My name is [ Chu ] and I am a Class A and Class B shareholder. I second the motion.

Heather Mason-Wood

executive
#17

Are there any questions or discussion with respect to the transaction resolution? As there are no questions at this time, we will now proceed with the vote. The transaction resolution must be passed by a simple majority, 50% plus one of the holders of Class A multiple shares and Class B subordinate voting shares, voting separately as classes of shares other than such shares beneficially owned or over which control or direction is exercised by the excluded shareholders. I declare that the voting today will be conducted by ballot. Those of you who are entitled to vote should have received a ballot when you registered with the scrutineer at the start of the meeting. If there's anyone who has not received a ballot and who believes they're entitled to vote, please raise your hand and a ballot will be provided. I would ask that you please mark your ballot either for or against the transaction resolution. If anyone has any questions, they may speak to the scrutineer. After you have completed your ballot, please raise your hand so the scrutineer can collect them from you.

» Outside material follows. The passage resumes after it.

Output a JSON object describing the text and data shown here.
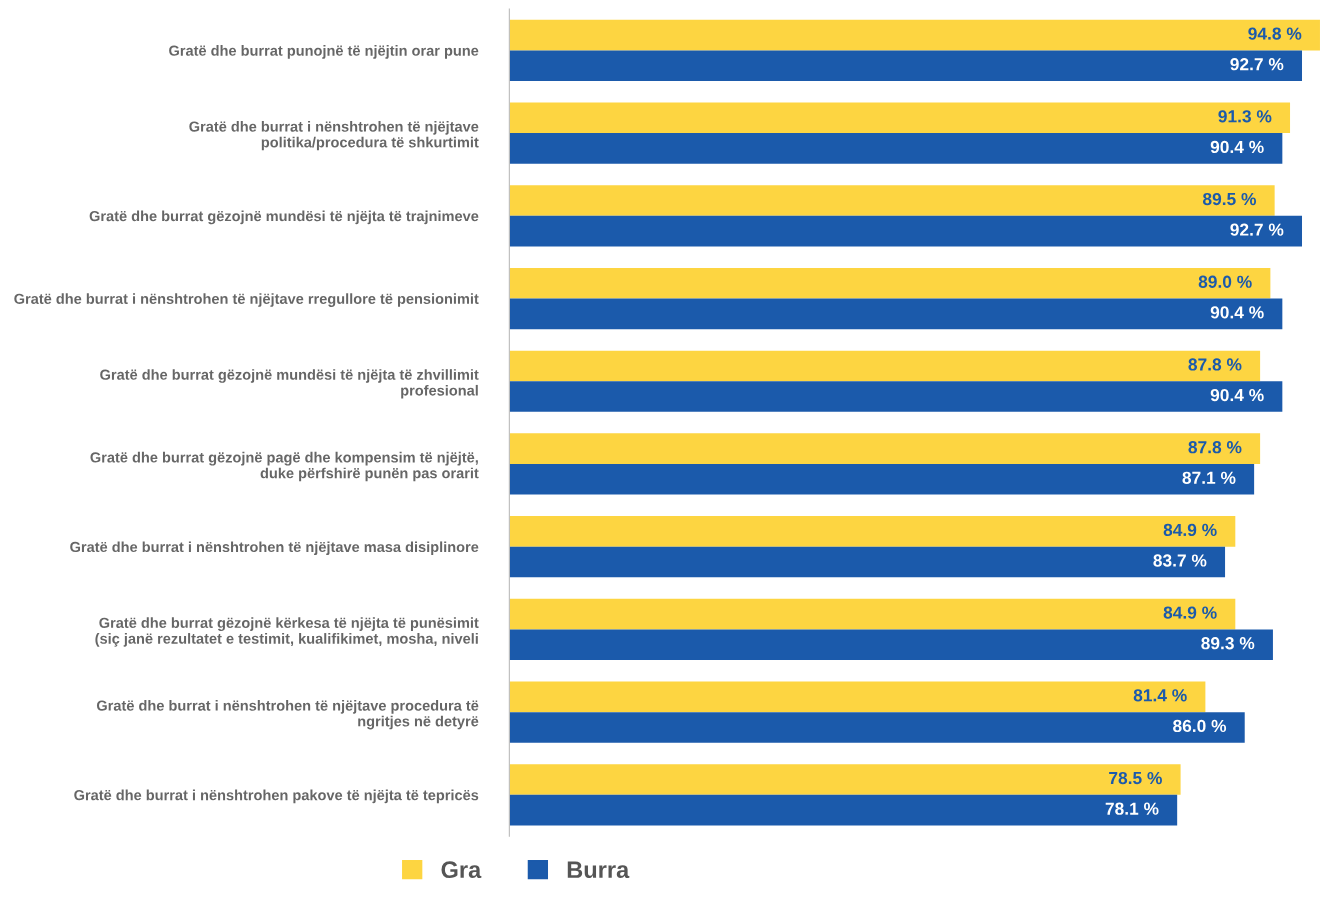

I would now ask the scrutineers to collect the -- and tabulate the ballots. I have received the scrutineer's preliminary voting report on the results of the ballot, and I declare the motion carried based on this report. If any shareholder is interested in the exact number of votes cast for or against the motion carried at this meeting, he or she may obtain particulars from the secretary of this meeting. I direct that the scrutineers' report on voting be annexed to the minutes of this meeting. Is there any further business? If not, all the business for which this meeting was called has now been completed. I now move the motion to conclude the formal portion of the special meeting of the corporation.

Unknown Shareholder

shareholder
#18

I second the motion.

Heather Mason-Wood

executive
#19

I will now call for a vote on the motion. All those in favor of the motion, please so signify by raising your right hand. [Voting]

Heather Mason-Wood

executive
#20

Contrary, if any. [Voting]

Heather Mason-Wood

executive
#21

The motion is carried. I declare that the formal portion of this meeting of the corporation is now concluded.

Unknown Shareholder

shareholder
#22

We will now accept any questions from shareholders, if there are any. We'd like to thank you all for listening. This concludes our meeting for today. Thank you.